President Clinton is spending the first day of his second term with a heavy focus on balancing the budget, meeting this afternoon with his economic team to shake out a strategy.
Clinton was scheduled to gather with his economic advisers this afternoon to give them the "marching orders" on how to reach a balanced budget agreement with the 105th Congress, White House Press Secretary Michael McCurry told reporters this morning. A big part of the president's budget strategy, McCurry said, will center on the actual presentation of the plan to Congress, which historically has all but ignored White House budget proposals.
"He's proposed a credible, sensible, common-ground budget that can reach bipartisan agreement quickly if Congress so inclines," McCurry said of Clinton. "We want this budget to be treated seriously when it arrives on the Hill."
McCurry noted a pattern of presidential budgets "being declared dead-on-arrival" when they reach Capitol Hill and said the Clinton administration wants to change that. "We hope and we think that we will change history with [Clinton's] budget," McCurry said.
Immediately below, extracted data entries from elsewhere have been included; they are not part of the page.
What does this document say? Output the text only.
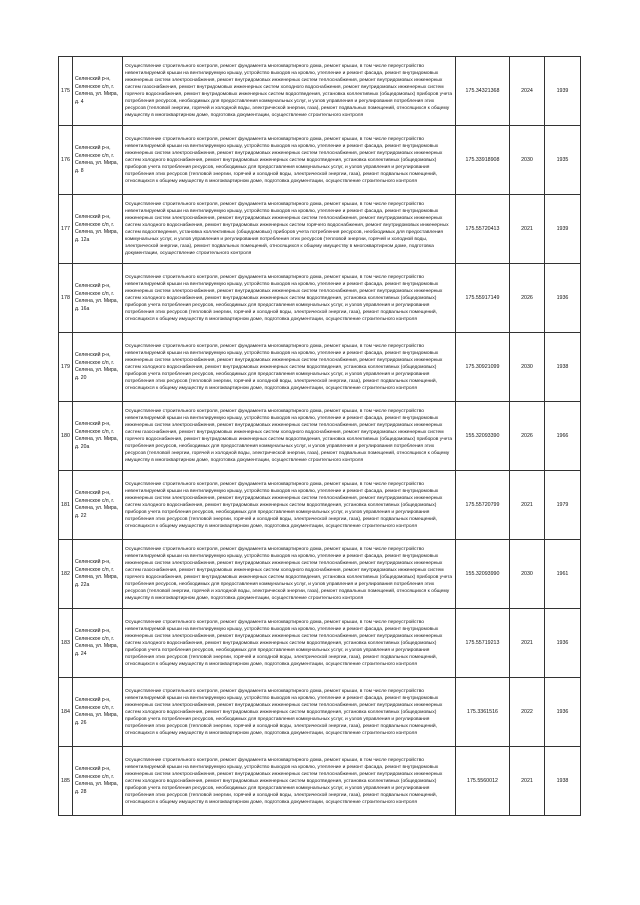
175	Селенский р-н, Селенское с/п, г. Селена, ул. Мира, д. 4	Осуществление строительного контроля, ремонт фундамента многоквартирного дома, ремонт крыши, в том числе переустройство невентилируемой крыши на вентилируемую крышу, устройство выходов на кровлю, утепление и ремонт фасада, ремонт внутридомовых инженерных систем электроснабжения, ремонт внутридомовых инженерных систем теплоснабжения, ремонт внутридомовых инженерных систем газоснабжения, ремонт внутридомовых инженерных систем холодного водоснабжения, ремонт внутридомовых инженерных систем горячего водоснабжения, ремонт внутридомовых инженерных систем водоотведения, установка коллективных (общедомовых) приборов учета потребления ресурсов, необходимых для предоставления коммунальных услуг, и узлов управления и регулирования потребления этих ресурсов (тепловой энергии, горячей и холодной воды, электрической энергии, газа), ремонт подвальных помещений, относящихся к общему имуществу в многоквартирном доме, подготовка документации, осуществление строительного контроля	175.34321368	2024	1939
176	Селенский р-н, Селенское с/п, г. Селена, ул. Мира, д. 8	Осуществление строительного контроля, ремонт фундамента многоквартирного дома, ремонт крыши, в том числе переустройство невентилируемой крыши на вентилируемую крышу, устройство выходов на кровлю, утепление и ремонт фасада, ремонт внутридомовых инженерных систем электроснабжения, ремонт внутридомовых инженерных систем теплоснабжения, ремонт внутридомовых инженерных систем холодного водоснабжения, ремонт внутридомовых инженерных систем водоотведения, установка коллективных (общедомовых) приборов учета потребления ресурсов, необходимых для предоставления коммунальных услуг, и узлов управления и регулирования потребления этих ресурсов (тепловой энергии, горячей и холодной воды, электрической энергии, газа), ремонт подвальных помещений, относящихся к общему имуществу в многоквартирном доме, подготовка документации, осуществление строительного контроля	175.33918908	2030	1935
177	Селенский р-н, Селенское с/п, г. Селена, ул. Мира, д. 12а	Осуществление строительного контроля, ремонт фундамента многоквартирного дома, ремонт крыши, в том числе переустройство невентилируемой крыши на вентилируемую крышу, устройство выходов на кровлю, утепление и ремонт фасада, ремонт внутридомовых инженерных систем электроснабжения, ремонт внутридомовых инженерных систем теплоснабжения, ремонт внутридомовых инженерных систем холодного водоснабжения, ремонт внутридомовых инженерных систем горячего водоснабжения, ремонт внутридомовых инженерных систем водоотведения, установка коллективных (общедомовых) приборов учета потребления ресурсов, необходимых для предоставления коммунальных услуг, и узлов управления и регулирования потребления этих ресурсов (тепловой энергии, горячей и холодной воды, электрической энергии, газа), ремонт подвальных помещений, относящихся к общему имуществу в многоквартирном доме, подготовка документации, осуществление строительного контроля	175.55720413	2021	1939
178	Селенский р-н, Селенское с/п, г. Селена, ул. Мира, д. 16а	Осуществление строительного контроля, ремонт фундамента многоквартирного дома, ремонт крыши, в том числе переустройство невентилируемой крыши на вентилируемую крышу, устройство выходов на кровлю, утепление и ремонт фасада, ремонт внутридомовых инженерных систем электроснабжения, ремонт внутридомовых инженерных систем теплоснабжения, ремонт внутридомовых инженерных систем холодного водоснабжения, ремонт внутридомовых инженерных систем водоотведения, установка коллективных (общедомовых) приборов учета потребления ресурсов, необходимых для предоставления коммунальных услуг, и узлов управления и регулирования потребления этих ресурсов (тепловой энергии, горячей и холодной воды, электрической энергии, газа), ремонт подвальных помещений, относящихся к общему имуществу в многоквартирном доме, подготовка документации, осуществление строительного контроля	175.55917149	2026	1936
179	Селенский р-н, Селенское с/п, г. Селена, ул. Мира, д. 20	Осуществление строительного контроля, ремонт фундамента многоквартирного дома, ремонт крыши, в том числе переустройство невентилируемой крыши на вентилируемую крышу, устройство выходов на кровлю, утепление и ремонт фасада, ремонт внутридомовых инженерных систем электроснабжения, ремонт внутридомовых инженерных систем теплоснабжения, ремонт внутридомовых инженерных систем холодного водоснабжения, ремонт внутридомовых инженерных систем водоотведения, установка коллективных (общедомовых) приборов учета потребления ресурсов, необходимых для предоставления коммунальных услуг, и узлов управления и регулирования потребления этих ресурсов (тепловой энергии, горячей и холодной воды, электрической энергии, газа), ремонт подвальных помещений, относящихся к общему имуществу в многоквартирном доме, подготовка документации, осуществление строительного контроля	175.30921099	2030	1938
180	Селенский р-н, Селенское с/п, г. Селена, ул. Мира, д. 20а	Осуществление строительного контроля, ремонт фундамента многоквартирного дома, ремонт крыши, в том числе переустройство невентилируемой крыши на вентилируемую крышу, устройство выходов на кровлю, утепление и ремонт фасада, ремонт внутридомовых инженерных систем электроснабжения, ремонт внутридомовых инженерных систем теплоснабжения, ремонт внутридомовых инженерных систем газоснабжения, ремонт внутридомовых инженерных систем холодного водоснабжения, ремонт внутридомовых инженерных систем горячего водоснабжения, ремонт внутридомовых инженерных систем водоотведения, установка коллективных (общедомовых) приборов учета потребления ресурсов, необходимых для предоставления коммунальных услуг, и узлов управления и регулирования потребления этих ресурсов (тепловой энергии, горячей и холодной воды, электрической энергии, газа), ремонт подвальных помещений, относящихся к общему имуществу в многоквартирном доме, подготовка документации, осуществление строительного контроля	155.32093390	2026	1966
181	Селенский р-н, Селенское с/п, г. Селена, ул. Мира, д. 22	Осуществление строительного контроля, ремонт фундамента многоквартирного дома, ремонт крыши, в том числе переустройство невентилируемой крыши на вентилируемую крышу, устройство выходов на кровлю, утепление и ремонт фасада, ремонт внутридомовых инженерных систем электроснабжения, ремонт внутридомовых инженерных систем теплоснабжения, ремонт внутридомовых инженерных систем холодного водоснабжения, ремонт внутридомовых инженерных систем водоотведения, установка коллективных (общедомовых) приборов учета потребления ресурсов, необходимых для предоставления коммунальных услуг, и узлов управления и регулирования потребления этих ресурсов (тепловой энергии, горячей и холодной воды, электрической энергии, газа), ремонт подвальных помещений, относящихся к общему имуществу в многоквартирном доме, подготовка документации, осуществление строительного контроля	175.55720799	2021	1979
182	Селенский р-н, Селенское с/п, г. Селена, ул. Мира, д. 22а	Осуществление строительного контроля, ремонт фундамента многоквартирного дома, ремонт крыши, в том числе переустройство невентилируемой крыши на вентилируемую крышу, устройство выходов на кровлю, утепление и ремонт фасада, ремонт внутридомовых инженерных систем электроснабжения, ремонт внутридомовых инженерных систем теплоснабжения, ремонт внутридомовых инженерных систем газоснабжения, ремонт внутридомовых инженерных систем холодного водоснабжения, ремонт внутридомовых инженерных систем горячего водоснабжения, ремонт внутридомовых инженерных систем водоотведения, установка коллективных (общедомовых) приборов учета потребления ресурсов, необходимых для предоставления коммунальных услуг, и узлов управления и регулирования потребления этих ресурсов (тепловой энергии, горячей и холодной воды, электрической энергии, газа), ремонт подвальных помещений, относящихся к общему имуществу в многоквартирном доме, подготовка документации, осуществление строительного контроля	155.32093990	2030	1961
183	Селенский р-н, Селенское с/п, г. Селена, ул. Мира, д. 24	Осуществление строительного контроля, ремонт фундамента многоквартирного дома, ремонт крыши, в том числе переустройство невентилируемой крыши на вентилируемую крышу, устройство выходов на кровлю, утепление и ремонт фасада, ремонт внутридомовых инженерных систем электроснабжения, ремонт внутридомовых инженерных систем теплоснабжения, ремонт внутридомовых инженерных систем холодного водоснабжения, ремонт внутридомовых инженерных систем водоотведения, установка коллективных (общедомовых) приборов учета потребления ресурсов, необходимых для предоставления коммунальных услуг, и узлов управления и регулирования потребления этих ресурсов (тепловой энергии, горячей и холодной воды, электрической энергии, газа), ремонт подвальных помещений, относящихся к общему имуществу в многоквартирном доме, подготовка документации, осуществление строительного контроля	175.55719213	2021	1936
184	Селенский р-н, Селенское с/п, г. Селена, ул. Мира, д. 26	Осуществление строительного контроля, ремонт фундамента многоквартирного дома, ремонт крыши, в том числе переустройство невентилируемой крыши на вентилируемую крышу, устройство выходов на кровлю, утепление и ремонт фасада, ремонт внутридомовых инженерных систем электроснабжения, ремонт внутридомовых инженерных систем теплоснабжения, ремонт внутридомовых инженерных систем холодного водоснабжения, ремонт внутридомовых инженерных систем водоотведения, установка коллективных (общедомовых) приборов учета потребления ресурсов, необходимых для предоставления коммунальных услуг, и узлов управления и регулирования потребления этих ресурсов (тепловой энергии, горячей и холодной воды, электрической энергии, газа), ремонт подвальных помещений, относящихся к общему имуществу в многоквартирном доме, подготовка документации, осуществление строительного контроля	175.3361516	2022	1936
185	Селенский р-н, Селенское с/п, г. Селена, ул. Мира, д. 28	Осуществление строительного контроля, ремонт фундамента многоквартирного дома, ремонт крыши, в том числе переустройство невентилируемой крыши на вентилируемую крышу, устройство выходов на кровлю, утепление и ремонт фасада, ремонт внутридомовых инженерных систем электроснабжения, ремонт внутридомовых инженерных систем теплоснабжения, ремонт внутридомовых инженерных систем холодного водоснабжения, ремонт внутридомовых инженерных систем водоотведения, установка коллективных (общедомовых) приборов учета потребления ресурсов, необходимых для предоставления коммунальных услуг, и узлов управления и регулирования потребления этих ресурсов (тепловой энергии, горячей и холодной воды, электрической энергии, газа), ремонт подвальных помещений, относящихся к общему имуществу в многоквартирном доме, подготовка документации, осуществление строительного контроля	175.5560012	2021	1938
White House officials have said publicly over the past week the president's strategy will involve a spirited fight against congressional attempts to pass a balanced budget constitutional amendment. McCurry, however, sought to downplay the notion that such a fight will be central to the White House budget strategy, but acknowledged Clinton is more interested in getting the budget balanced by 2002 rather than worrying about which "mechanism" should be used.